3. TERRITORIAL DISPUTE: Having transformed the struggle from one in which Arabs have continuously attempted to commit genocide against the Jews of Israel to one falsely depicting the land in the West Bank and Gaza as the source of the conflict, the Post then mischaracterizes that land as indisputably "Palestinian land" by (a) falsely claiming that Israel illegally "seized and occupied" that land and violates the "boundaries" contained in the 1949 Armistice agreements, and (b) falsely suggesting that Israel had no presence in those territories before the 1967 war and dispossessed Palestinians to build its settlements. 

The following historical facts are what The Post fails to disclose:

  • The West Bank and Gaza Strip were part of the League of Nations' Mandate (1922-48) as a home for Jews;

  • The Arabs came into possession of that land by Jordan's and Egypt's illegal seizures in the 1948 War, a war that they initiated after rejecting the UN General Assembly's recommended Partition Plan;

  • That Israel merely defeated the usurpers of that land in the 1967 War, and did not "seize and occupy" land that "belongs" to the Arabs. It is, at most, disputed territory to which both sides have reasonable claims, especially to land on which their people live or work;

  • That, at the insistence of Egypt and Jordan, the 1949 Armistice Agreements specifically excluded the later use of the truce lines for political boundaries;

  • That there was a significant Jewish presence in the West Bank before the 1948 War, in the Etzion bloc of settlements, whose inhabitants were either killed when the settlements were overrun or were subsequently mutilated and tortured to death after their capture; and

  • That all of the current Jewish settlements were built on vacant land, not land that had been worked or lived on by Arabs.
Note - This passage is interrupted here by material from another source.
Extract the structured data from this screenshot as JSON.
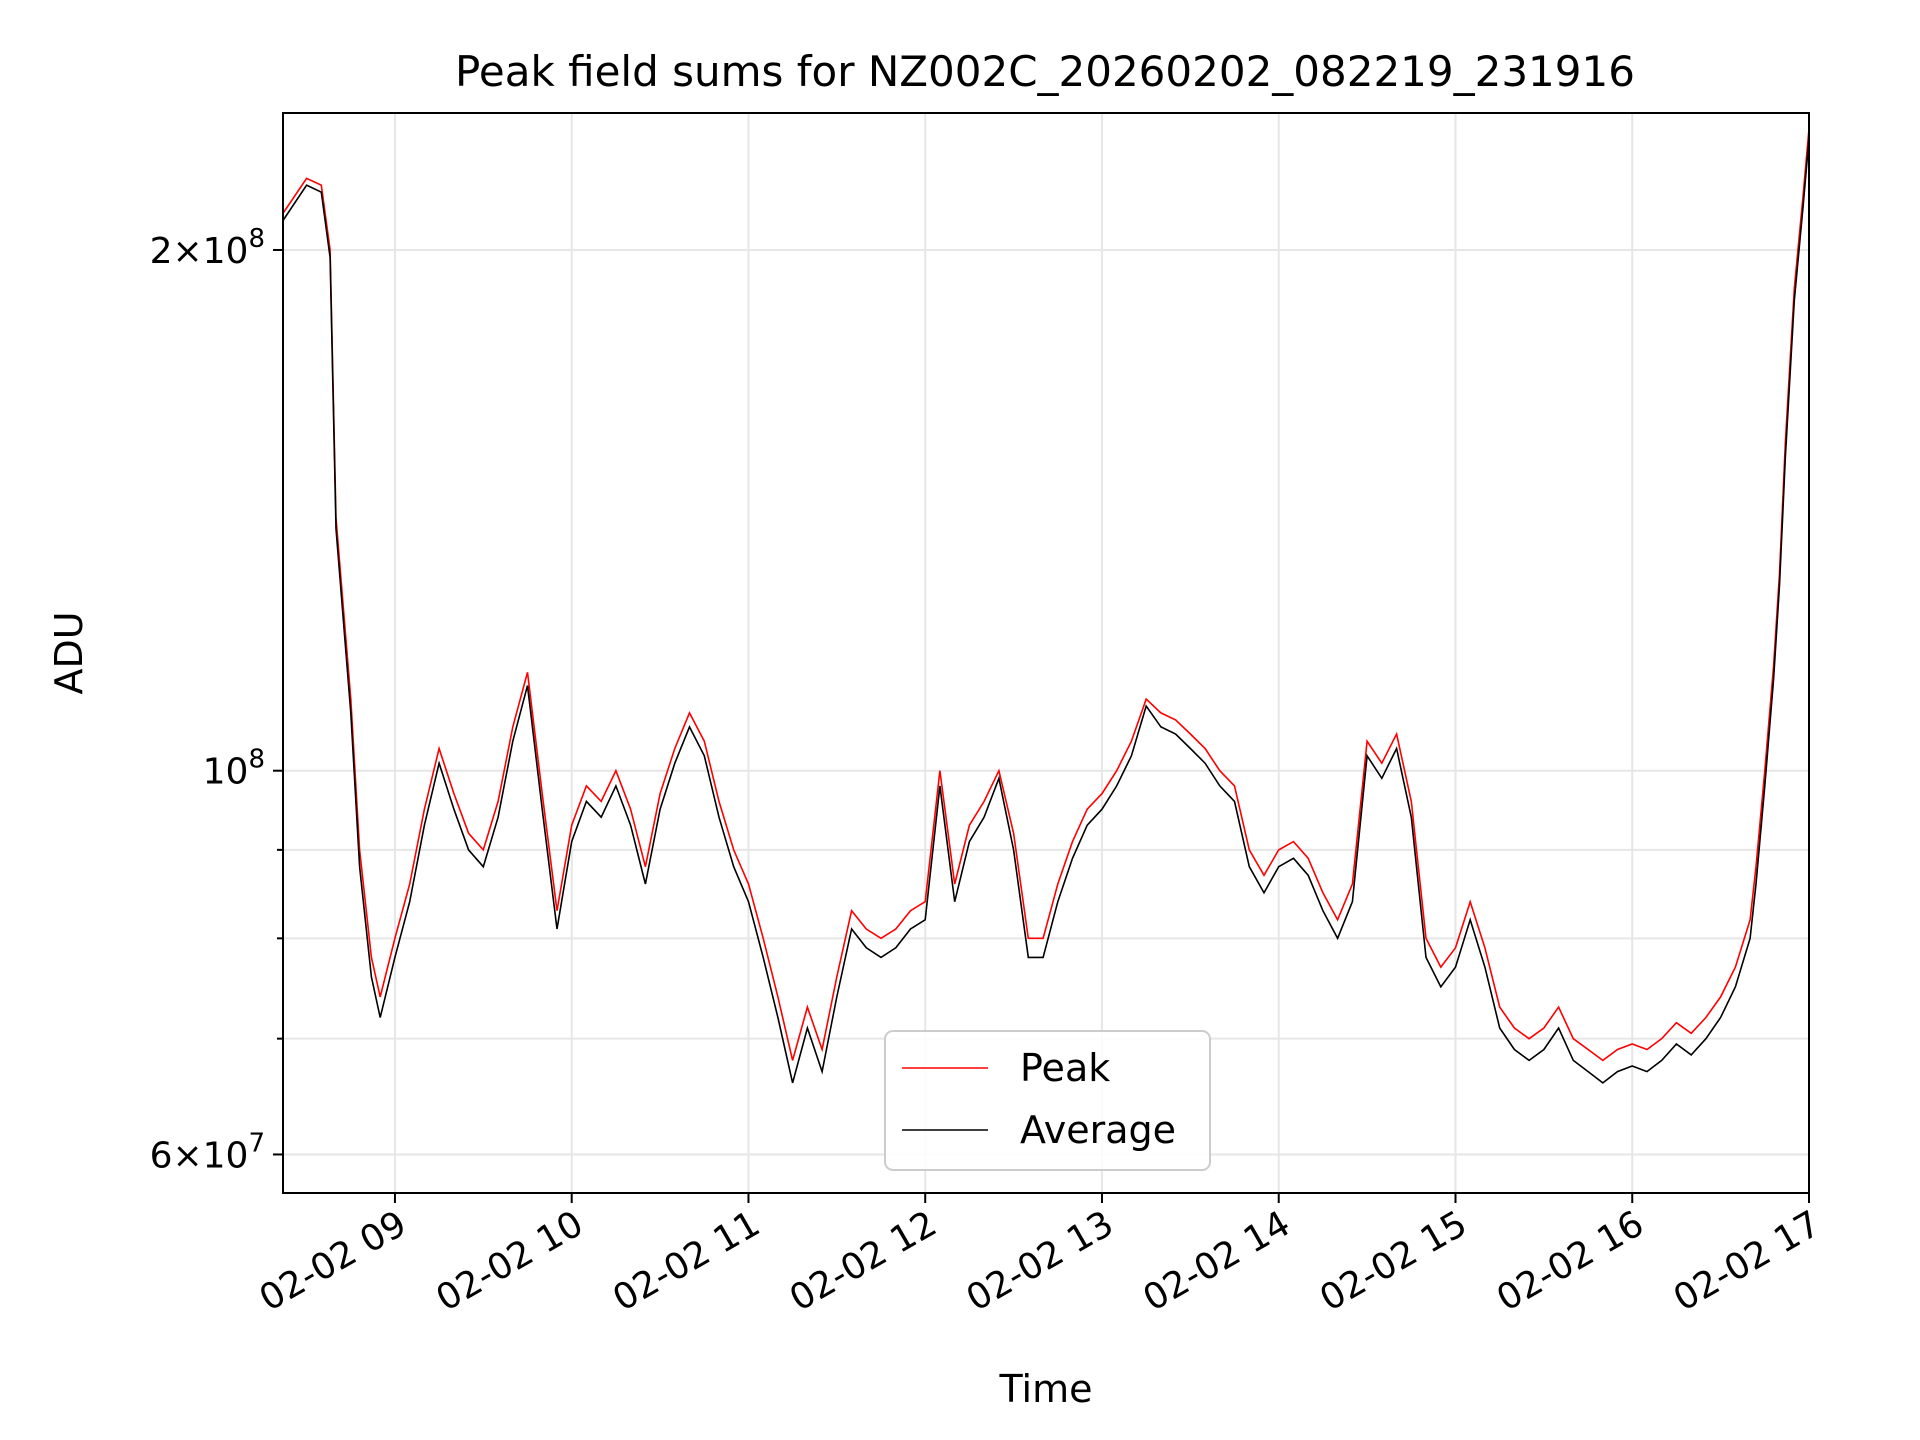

The need for accuracy by The Post in reporting on the territorial dispute is all the more pressing because of the public's (and sometimes the reporters') misperception that the regional title "Palestine" means that the land originally belonged to Palestinians and was taken away from them. Few people are aware that the term "Palestinian," as used in the first half of the 20th century, referred generally to the Jewish population of British Mandatory Palestine, and that it's use as a label for Arab people living in the region is only of recent vintage.

4. ISRAELI TACTICS: As for Israel's military tactics, they are more precise than any in history in targeting not merely combatants, but those terrorists who actually participated in the murders of Israelis, while seeking to spare civilians. The Post's articles, on the other hand, focus on the relatively few civilian casualties, suggest that it is possible to be 100% accurate and suggest that Israel is inhumane in not preventing all civilian casualties. With regard to those civilian casualties, the Post pretends that Israel's conduct in inflicting those unintentional casualties is more heinous than the deliberate murders of Israeli civilians by the Palestinians. The Post's major technique is to flood the paper with human interest stories and photos of Palestinian victims, while virtually ignoring Israeli victims, even though the former became victims by accident and the latter were deliberately targeted for killing (with attendant celebrations by Palestinians ... usually unreported by The Post).

5. THE POST'S METHODS: In numerous ways, both consistent with and in addition to the general methodology summarized above, the Post's journalists regularly denigrate Israel's leaders, Israel's actions and Israel's motives, while at the same time promoting those of the Palestinians, including their most notorious terrorists, who it never labels as such, nor their deeds as "terrorism," no matter how heinous. The most blatant offenders among news reporters are Molly Moore and John Ward Anderson and among columnists, Jackson Diehl and Jim Hoagland. The Post's prior Middle East reporter, Glenn Frankel, who now only occasionally writes on Israel, uses somewhat more subtlety. Rather than improve, The Post's anti-Israel bias has only worsened over the years.